If you have a child who has shown a lot of interest in acting, then you might be considering getting him or her into voiceover work. While it certainly differs from stage acting, many young, creative children have done very well in the recording studio. There are a few things that you should consider if you are trying to break into the industry on behalf of your child.
Age Though personality and maturity will be gauged above all else, many casting directors will have an age cut-off (on both ends). Although there is an awareness that working with children is not quite the same as working with adults, the client is most concerned with getting a good recording, and will, therefore, stipulate an age range most likely to fulfill those needs while in the studio.
Training It is not impossible to land a voiceover job without professional training, but your child is going to be much better off if he has something to put on his resume. Stage experience is great, professional training is even better. Acting classes are offered all over the country, many devoted to young children. There are also professional voiceover coaches, although these professionals are more commonly found in large cities (where live auditions are most likely to take place).

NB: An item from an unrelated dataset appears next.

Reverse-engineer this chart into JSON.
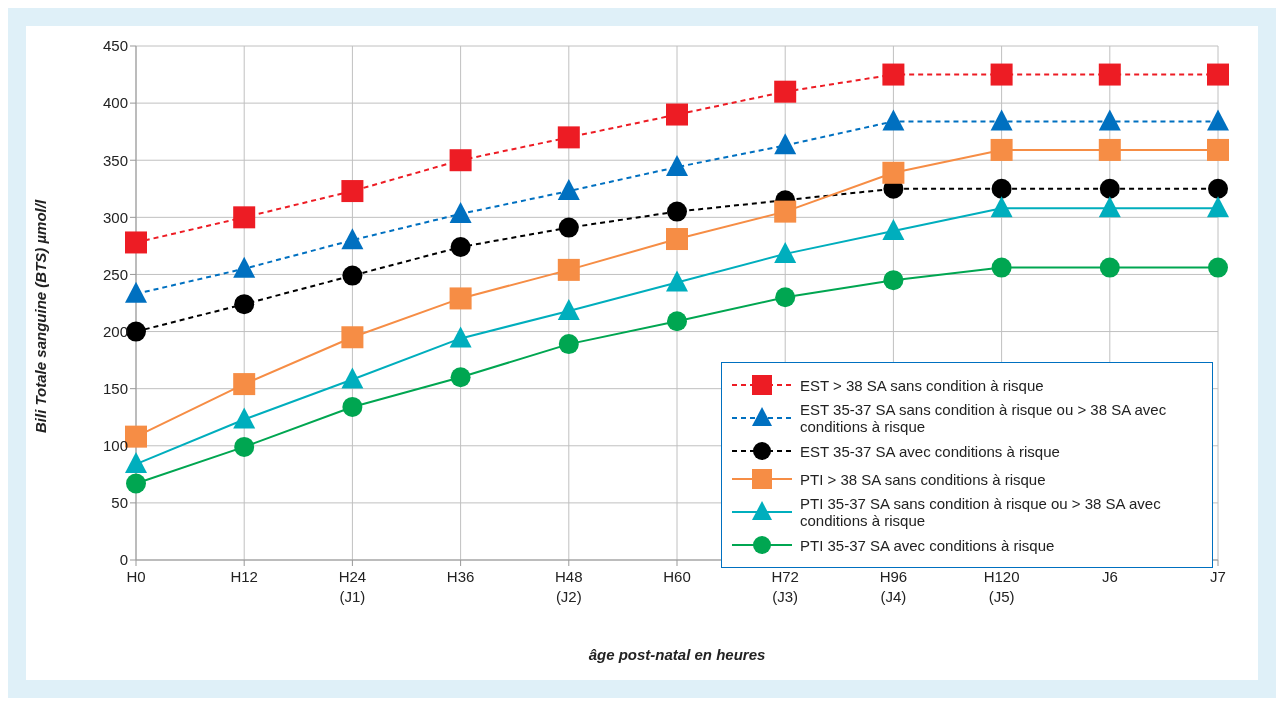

Making the Transition A voice over coach will be able to provide additional input on where to look for audition and casting opportunities. There are also websites devoted to voiceover work, where you can upload your child’s resume and demo reel. Another option is to seek the assistance of a talent agent. You, as the parent, will also have to take responsibility for the other end of the voiceover business – the marketing, accounting, and time management concerns, for instance. And check online for other opportunities.
With a bit of luck and the investment of some of your time, your children can start a voiceover career at a very young age.